Женщина повторяет один и тот же вопрос:
– Где мое дитя? Где?
На разный лад.
– Что ты сделал? Что ты приказал?
Она еще надеется.
Она так наивна.
Она не понимает на что способен монстр, если по-настоящему голоден. Она не понимает, что на самом деле нет никаких запретов.
Она чиста. Даже несмотря на то, что здесь произошло и происходит до сих пор. Она невинна и непорочна. Ведь она моя…
Просто моя.
А остальное не важно, не имеет никакого значения.
– Спокойной ночи, малыши, – говорит тот самый ублюдок, который поднимался наверх, и я вижу как капает кровь с рукоятки его автомата. – Сладких снов. Мои сны точно будут сладкими!
– И все-таки ты болен, – отвечает кто-то другой. – Это же ребенок.
– И что? – хмыкает. – Какая разница? Кровь во всех течет одинаковая.
Они говорят что-то еще. Но я не слышу. Я не способен воспринимать их речь. Не способен воспринимать что-либо вообще. Мертвая тишина обрушивается на плечи.
Губы женщины шевелятся. Но я не разбираю слов. Губы главаря тоже приходят в движение.
Стоп.
Как же так?
Они ведь в масках. Все они.
Или нет?
Я вижу их лица. Кажется. Вижу. Только размыто. Я узнаю их. Постепенно. Я собираю их по фрагментам. Как паззл. Но черт раздери.
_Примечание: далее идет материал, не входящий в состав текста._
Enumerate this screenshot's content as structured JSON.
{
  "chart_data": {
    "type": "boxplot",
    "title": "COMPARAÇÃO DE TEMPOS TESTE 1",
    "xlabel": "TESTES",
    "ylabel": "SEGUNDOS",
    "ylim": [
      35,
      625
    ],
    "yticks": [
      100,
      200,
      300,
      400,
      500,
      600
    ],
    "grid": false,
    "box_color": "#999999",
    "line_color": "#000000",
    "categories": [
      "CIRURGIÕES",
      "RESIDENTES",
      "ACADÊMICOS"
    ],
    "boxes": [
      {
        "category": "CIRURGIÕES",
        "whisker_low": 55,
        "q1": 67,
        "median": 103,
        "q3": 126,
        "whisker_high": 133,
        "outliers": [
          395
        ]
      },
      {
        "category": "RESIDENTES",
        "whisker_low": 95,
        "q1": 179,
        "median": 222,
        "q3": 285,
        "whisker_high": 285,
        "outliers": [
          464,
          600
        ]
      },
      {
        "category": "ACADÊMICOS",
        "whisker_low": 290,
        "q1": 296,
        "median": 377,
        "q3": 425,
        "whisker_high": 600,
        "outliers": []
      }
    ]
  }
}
Этот проклятый паззл всякий раз разламывается на куски. Разлетается в разные стороны как те самые жемчужины.
Огромные. Белоснежные. В крови.
Я хочу услышать их разговор. Хочу.
Но все заканчивается слишком быстро. Когда я прихожу в себя, они опять молчат. Главарь проводит ладонью по шее женщины. Небрежно, без всякой нежности. Только это все равно смахивает на ласку. На извращенную ласку.